Texture is one of the most important factors affecting apple quality. Sugar and acid ratio is also deemed important as long as the acidity does not decline too far. During ripening, acidity and firmness decline concurrently. Apple skin color results from the blending of chlorophyll, carotenoid and anthocyanin pigments, with anthocyanins being primarily responsible for the red color (Lancaster and Dougall, 1992). The storage durations significantly affected the starch content of apple. Since starch is the major storage carbohydrates in apple fruit, it is converted to sugars at the onset of ripening and during storage to meet the respiratory demand of the fruit (Crouch, 2003). Maksimovic et al. (2007) found increment in flavonoid and phenolic content in plants after silicon application. Covering fruit with a silicon layer seemed to increase gas exchange (respiration) at the two lower Si concentrations, thereby potentially hastening the ripening process (Tesfay et al., 2011). The contents of total solid solutes of the fruit were significantly increased by Si in the form of K2SiO3, also enhanced the fruit firmness and vitamin C in the tomato fruits (Stamatakis et al., 2003). The Si has beneficial effects on plant metabolism as increased contents of malic acid while, sucrose, glucose and fructose were reduced (Wang and Galletta, 1998). Jamali and Rahemi (2011) was confirmed that the inhibitory effect of Si on ethylene production increases the postharvest quality and longevity of carnations.
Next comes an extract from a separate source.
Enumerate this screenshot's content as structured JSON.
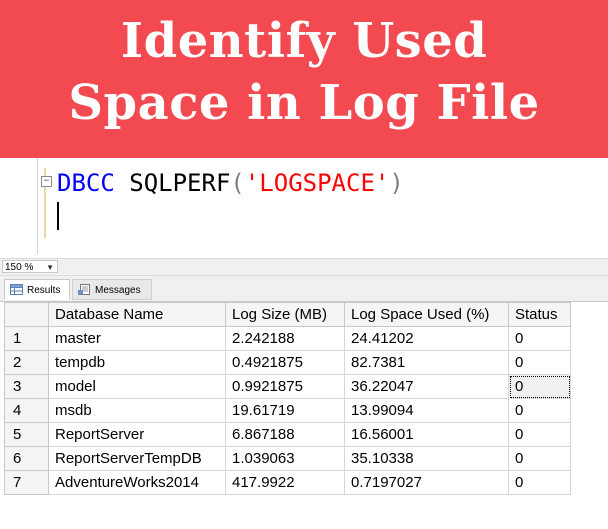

Kaluwa et al. (2010) concluded that post-harvest applications of 2940 ppm Si in the form of KSi seem to be most beneficial in suppressing respiration, reduction in ethylene evolution and would result in a slower decrease in the plant’s carbon reserve compounds. The Si concentration applied had, however, no effect on the deposition of Si in the mesocarp tissue but the amount of Si found in the exocarp was higher in fruit treated with high Si concentrations. It would also be beneficial to investigate if Si increases antioxidant and total phenolics accumulation in the fruit, thereby increasing the stress-relieving ability of the fruit, producing fruit with a higher ability to withstand long-term storage.
CONCLUSION
The above results show that, dipping Anna apple fruits in potassium silicate has a great potential to enhance quality during cold storage (at 0±1°C with 90-95% R.H) and through marketing at room temperature. All silicon treatments has an ability to inhibit the radial mycelial growth of Penicillium expansum development, reduced SSC, acidity, SSC/acid ratio and total sugar compare to the untreated fruits. The present study showed that, potassium silicate at 0.3% gave the best results for reduced loss weight, decay, total loss weight, respiration rate and PPO activity than the other treatments or the control. Therefore, from this study the treatment with potassium silicate as a promising material to maintain the quality of the apples during storage and marketing for the longest possible period was found.